Objective: To determine whether polymorphisms in the interferon-gamma (IFNgamma)/interleukin-26 (IL-26; formerly, AK155) gene cluster contribute to sex-based differential susceptibility to rheumatoid arthritis (RA).
Methods: Four microsatellite markers, located in a 118-kb interval that contains both the IFNgamma and IL-26 genes on chromosome 12q15, were typed in 251 patients with RA and 198 unrelated healthy controls (all of whom lived in Northern Ireland) by means of polymerase chain reaction-based fragment analysis.
Results: Marker D12S2510, which is located 3 kb 3' from the IL-26 gene, was significantly associated with RA in women (corrected P [P(corr)] = 0.008, 2 degrees of freedom [2 df]) but not in men (P = 0.99, 2 df). A 3-marker haplotype, IFNGCA*13;D12S2510*8;D12S2511*9, was inferred that showed significant underrepresentation in women with RA (odds ratio 0.50, 95% confidence interval 0.32-0.78; P = 0.002, P(corr) = 0.03) but not in men with RA.

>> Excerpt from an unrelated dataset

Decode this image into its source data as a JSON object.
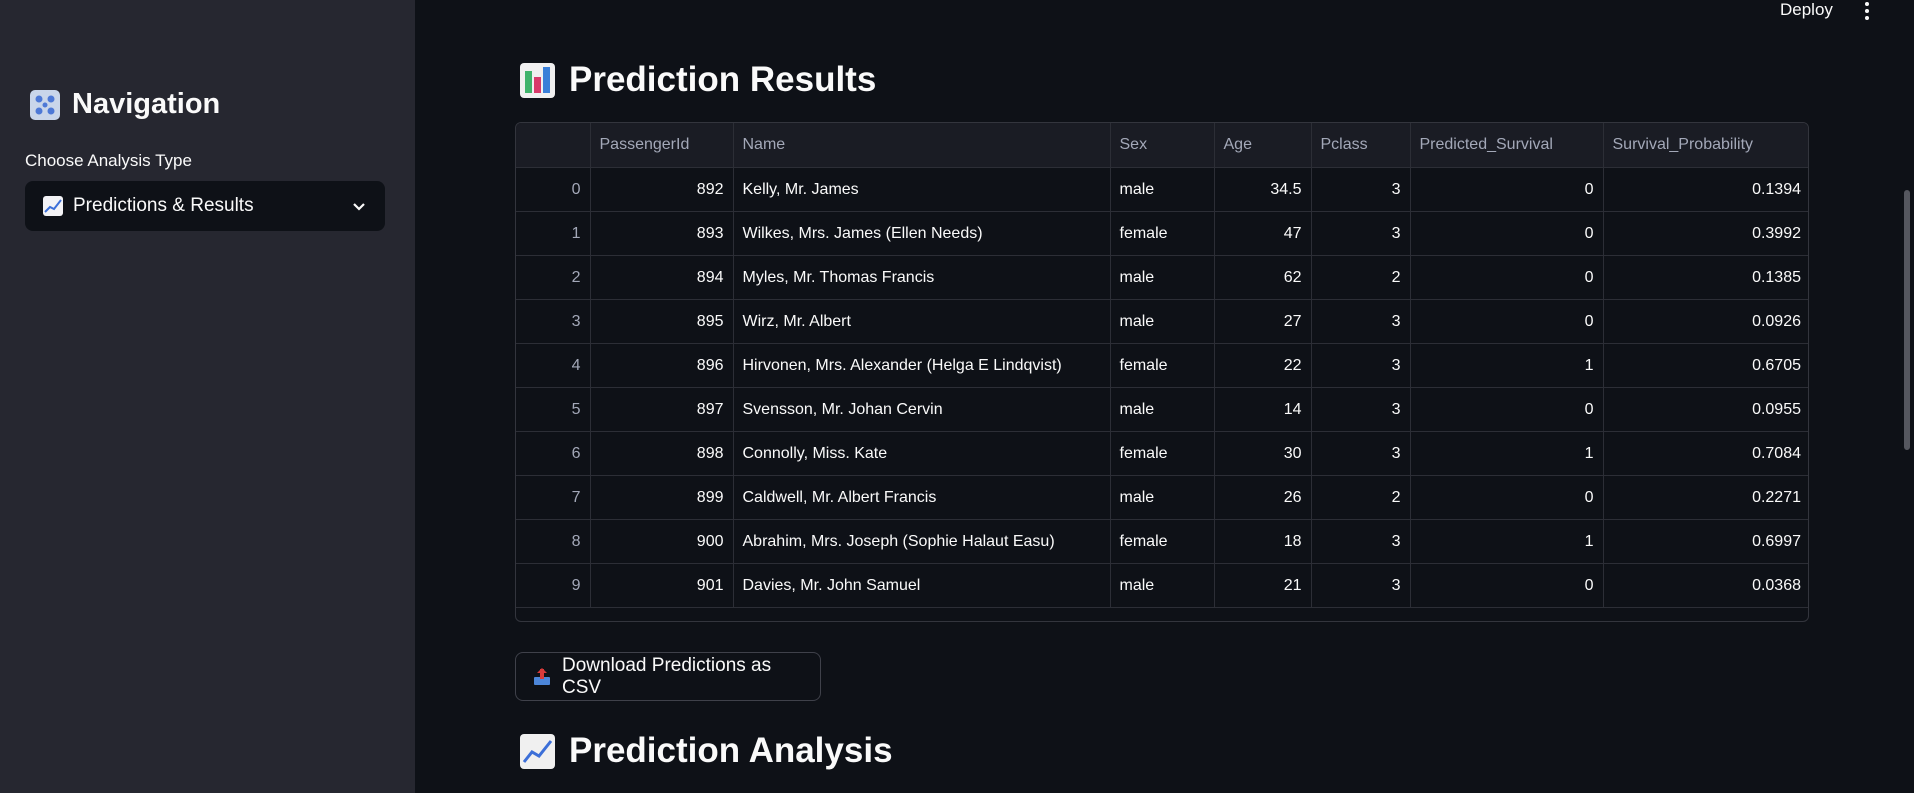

Conclusion: Our results demonstrate that common polymorphisms in the IFNgamma/IL-26 gene region may contribute to sex bias in susceptibility to RA, by distorting the propensity of female carriers versus male carriers to contract this disease. These results conform to our recent observations of a role for this gene cluster in sex-based differential susceptibility to another Th1-type inflammatory disease, multiple sclerosis.